This is one of my favorite fall Creole dishes. It's so warm, comforting and flavorful. I love making extra because it always tastes even better the next day.
Technique tip: Stir the roux constantly while it is browning so the flour does not burn. The roux will be dark brown and smell like toasted hazelnuts. If the roux burns or has black spots in it, start over.
- 1 cup canola oil
- 1 cup flour
- 1 onion, small diced
- 2 celery stalks, finely diced
- 1/2 green bell pepper, small diced
- 1/2 red bell pepper, small diced
- 4 cloves garlic, minced
- 2 tablespoons fresh thyme, picked
- 1/2 teaspoon cayenne pepper
- 1 tablespoon paprika
- 1 tablespoon light brown sugar
- 2 bay leaves
- 1/2 cup peeled, seeded and diced tomato
- 2 quarts shrimp stock
- 3½ pounds shrimp, peeled and deveined)
- 1 bunch green onions, finely chopped, divided
- 4 dashes Worcestershire sauce
- 2 dashes tabasco sauce
- 2 tablespoons butter
- Salt and freshly ground black pepper, to taste
Cream Cheese Dumplings
- 2 cups cream cheese
- 2 cups ground Parmesan
- 4 whole eggs
- 1½ cups all-purpose flour
- 2 lemons, zested
- 10 rasps nutmeg
For the shrimp étouffée:
1. In a four-quart saucepan over high heat, cook the flour and oil, stirring frequently, until it becomes dark brown in color.

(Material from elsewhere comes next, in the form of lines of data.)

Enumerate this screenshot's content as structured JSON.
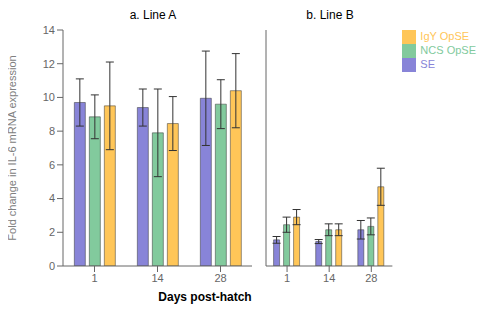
{
  "chart_data": [
    {
      "type": "bar",
      "title": "a.  Line A",
      "xlabel": "Days post-hatch",
      "ylabel": "Fold change in IL-6 mRNA expression",
      "categories": [
        "1",
        "14",
        "28"
      ],
      "series": [
        {
          "name": "SE",
          "values": [
            9.7,
            9.4,
            9.95
          ],
          "errors": [
            1.4,
            1.1,
            2.8
          ]
        },
        {
          "name": "NCS OpSE",
          "values": [
            8.85,
            7.9,
            9.6
          ],
          "errors": [
            1.3,
            2.6,
            1.45
          ]
        },
        {
          "name": "IgY OpSE",
          "values": [
            9.5,
            8.45,
            10.4
          ],
          "errors": [
            2.6,
            1.6,
            2.2
          ]
        }
      ],
      "ylim": [
        0,
        14
      ],
      "yticks": [
        0,
        2,
        4,
        6,
        8,
        10,
        12,
        14
      ],
      "grid": false
    },
    {
      "type": "bar",
      "title": "b.  Line B",
      "categories": [
        "1",
        "14",
        "28"
      ],
      "series": [
        {
          "name": "SE",
          "values": [
            1.55,
            1.45,
            2.15
          ],
          "errors": [
            0.2,
            0.12,
            0.55
          ]
        },
        {
          "name": "NCS OpSE",
          "values": [
            2.45,
            2.15,
            2.35
          ],
          "errors": [
            0.45,
            0.35,
            0.5
          ]
        },
        {
          "name": "IgY OpSE",
          "values": [
            2.9,
            2.15,
            4.7
          ],
          "errors": [
            0.45,
            0.35,
            1.1
          ]
        }
      ],
      "ylim": [
        0,
        14
      ],
      "yticks": [
        0,
        2,
        4,
        6,
        8,
        10,
        12,
        14
      ],
      "grid": false,
      "tick_labels": "x",
      "legend": "right"
    }
  ]
}
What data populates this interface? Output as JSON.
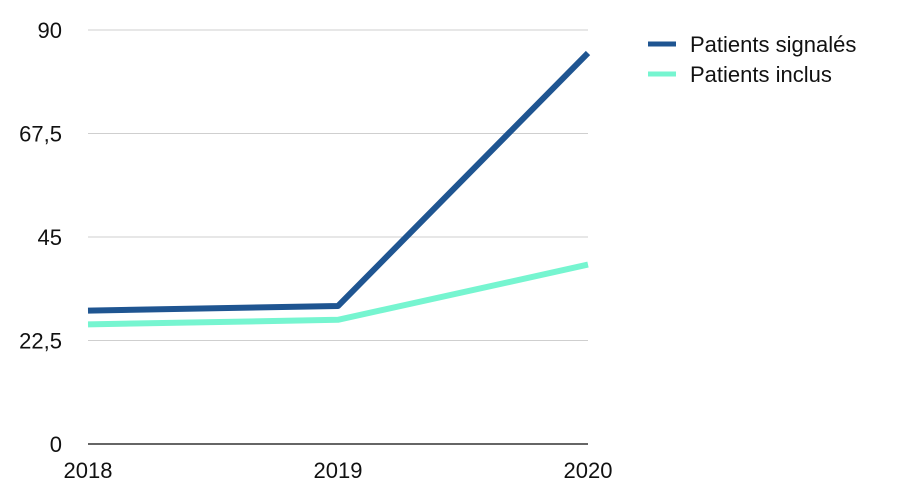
{
  "chart_data": {
    "type": "line",
    "categories": [
      "2018",
      "2019",
      "2020"
    ],
    "series": [
      {
        "name": "Patients signalés",
        "values": [
          29,
          30,
          85
        ],
        "color": "#1f5591"
      },
      {
        "name": "Patients inclus",
        "values": [
          26,
          27,
          39
        ],
        "color": "#76f5d0"
      }
    ],
    "y_ticks": [
      "0",
      "22,5",
      "45",
      "67,5",
      "90"
    ],
    "ylim": [
      0,
      90
    ],
    "grid": true,
    "legend": "top-right",
    "title": "",
    "xlabel": "",
    "ylabel": ""
  }
}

2. Once the flour oil mixture is brown, add the onions and reduce the heat to medium.
3. Once the onions are translucent, add the celery, bell peppers, garlic, thyme and spices. Cook for 5 minutes.

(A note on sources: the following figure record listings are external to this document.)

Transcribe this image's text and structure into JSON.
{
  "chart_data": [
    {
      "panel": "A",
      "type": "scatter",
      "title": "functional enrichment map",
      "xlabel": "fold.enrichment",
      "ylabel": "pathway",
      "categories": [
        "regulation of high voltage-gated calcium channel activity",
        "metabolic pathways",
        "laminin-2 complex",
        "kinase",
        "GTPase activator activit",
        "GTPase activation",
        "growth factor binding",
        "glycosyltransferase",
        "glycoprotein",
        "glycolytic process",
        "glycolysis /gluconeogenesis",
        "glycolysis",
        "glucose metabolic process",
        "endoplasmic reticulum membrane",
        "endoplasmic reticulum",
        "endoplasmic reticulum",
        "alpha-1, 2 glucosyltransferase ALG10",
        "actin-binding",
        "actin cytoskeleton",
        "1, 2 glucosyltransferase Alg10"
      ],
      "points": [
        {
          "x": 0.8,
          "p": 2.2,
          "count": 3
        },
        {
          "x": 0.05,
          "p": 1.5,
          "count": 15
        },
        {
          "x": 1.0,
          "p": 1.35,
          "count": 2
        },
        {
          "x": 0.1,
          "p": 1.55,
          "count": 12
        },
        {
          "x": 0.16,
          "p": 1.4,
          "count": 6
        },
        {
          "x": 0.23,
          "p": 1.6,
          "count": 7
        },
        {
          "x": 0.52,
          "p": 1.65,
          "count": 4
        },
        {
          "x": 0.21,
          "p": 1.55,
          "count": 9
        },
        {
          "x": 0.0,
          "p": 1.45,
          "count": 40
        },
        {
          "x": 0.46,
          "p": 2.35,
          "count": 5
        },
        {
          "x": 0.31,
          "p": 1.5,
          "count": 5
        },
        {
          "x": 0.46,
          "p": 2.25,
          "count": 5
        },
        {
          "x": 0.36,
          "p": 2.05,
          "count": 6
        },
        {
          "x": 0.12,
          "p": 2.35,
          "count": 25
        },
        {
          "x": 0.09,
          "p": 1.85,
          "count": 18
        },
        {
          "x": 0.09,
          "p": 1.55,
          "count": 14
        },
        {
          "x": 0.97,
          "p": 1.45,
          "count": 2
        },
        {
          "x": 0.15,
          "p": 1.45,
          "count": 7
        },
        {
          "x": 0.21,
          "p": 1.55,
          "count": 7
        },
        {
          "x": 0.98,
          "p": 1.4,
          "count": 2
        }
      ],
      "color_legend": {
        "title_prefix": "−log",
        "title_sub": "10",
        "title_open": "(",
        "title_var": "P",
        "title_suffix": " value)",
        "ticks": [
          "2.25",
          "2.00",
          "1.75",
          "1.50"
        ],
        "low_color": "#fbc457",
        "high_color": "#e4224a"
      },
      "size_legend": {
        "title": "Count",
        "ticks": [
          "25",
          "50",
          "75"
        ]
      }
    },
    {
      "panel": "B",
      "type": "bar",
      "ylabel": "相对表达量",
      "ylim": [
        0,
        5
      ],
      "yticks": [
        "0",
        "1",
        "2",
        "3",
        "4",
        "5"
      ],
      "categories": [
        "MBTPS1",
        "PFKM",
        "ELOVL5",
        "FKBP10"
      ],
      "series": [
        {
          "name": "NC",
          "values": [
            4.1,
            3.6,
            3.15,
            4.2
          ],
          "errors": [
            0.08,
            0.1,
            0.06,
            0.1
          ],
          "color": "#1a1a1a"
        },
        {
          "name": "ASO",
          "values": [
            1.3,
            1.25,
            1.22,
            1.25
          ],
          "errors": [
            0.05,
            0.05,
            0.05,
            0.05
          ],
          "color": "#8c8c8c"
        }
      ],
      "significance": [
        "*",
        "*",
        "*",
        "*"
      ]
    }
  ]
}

4. Add the tomatoes and the shrimp stock and raise the heat to high.
5. Once the liquid has come to a boil, reduce the heat to a simmer while stirring occasionally to prevent scorching. Simmer for 15 minutes.
6. Add the shrimp, green onions and season with salt, pepper, Worcestershire and Tabasco.
7. Once the shrimp are cooked through, remove from the heat and whisk in the butter.
For the cream cheese dumplings:
1. Bring a large pot of salted water to a simmer.
2. Blend cream cheese, Parmesan, and eggs until emulsified in the bowl of a stand mixer with the paddle attachment.
3. Add lemon zest and nutmeg.
4. Gradually add in the flour until a dough forms.
5. Place dough in piping bag or zip-top bag.
6. Cut a 3/4-inch hole in the end of the bag.
7. Squeeze and cut 1/2-inch cylinders of dumplings into simmering, salted water.
8. Once floating, cook for approximately 1 minute.
9. Remove from water with a slotted spoon and immediately place in an ice water bath to stop the cooking.
10. Drain and lightly toss in olive oil.
Stir the dumplings into the étouffée then ladle the into bowls and serve.